Non-Strict Cache Coherence: Exploiting Data-Race Tolerance in Emerging Applications

  • Authors:
  • Siddhartha V. Tambat;Sriram Vajapeyam

  • Affiliations:
  • -;-

  • Venue:
  • ICPP '00 Proceedings of the Proceedings of the 2000 International Conference on Parallel Processing
  • Year:
  • 2000

Quantified Score

Hi-index 0.00

Visualization

Abstract

Software distributed shared memory (DSM) platforms on networks of workstations tolerate large network latencies by employing one of several weak memory consistency models. Data-race tolerant applications, such as Genetic Algorithms (GAs), Probabilistic Inference, etc., offer an additional degree of freedom to tolerate network latency: they do not synchronize shared memory references, and behave correctly when supplied outdated shared data. However, these algorithms often have a high communication-to-computation ratio and can flood the network with messages in the presence of large message delays.
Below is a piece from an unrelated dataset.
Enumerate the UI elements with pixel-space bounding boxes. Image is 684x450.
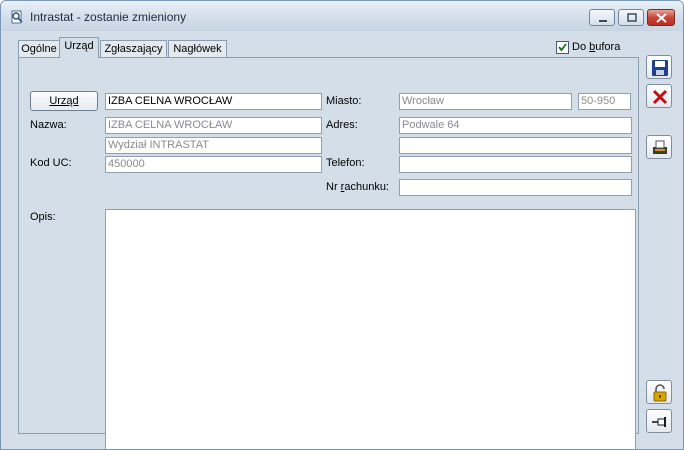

We study the performance of controlled asynchronous implementations of these algorithms via the use of our previously proposed blocking Global Read memory access primitive. Global Read implements non-strict cache coherence by guaranteeing to return to the reader a shared datum value from within a specified staleness range. Experiments on an IBM SP2 multicomputer with an Ethernet show significant performance improvements for controlled asynchronous implementations. On a lightly loaded Ethernet network, most of the GA benchmarks see 30% to 40% improvement over the best competitor for 2 to 16 processors, while two of the Probabilistic Inference benchmarks see more than 80% improvement for two processors. As the network, load in-creases, the benefits of non-strict cache coherence increase significantly.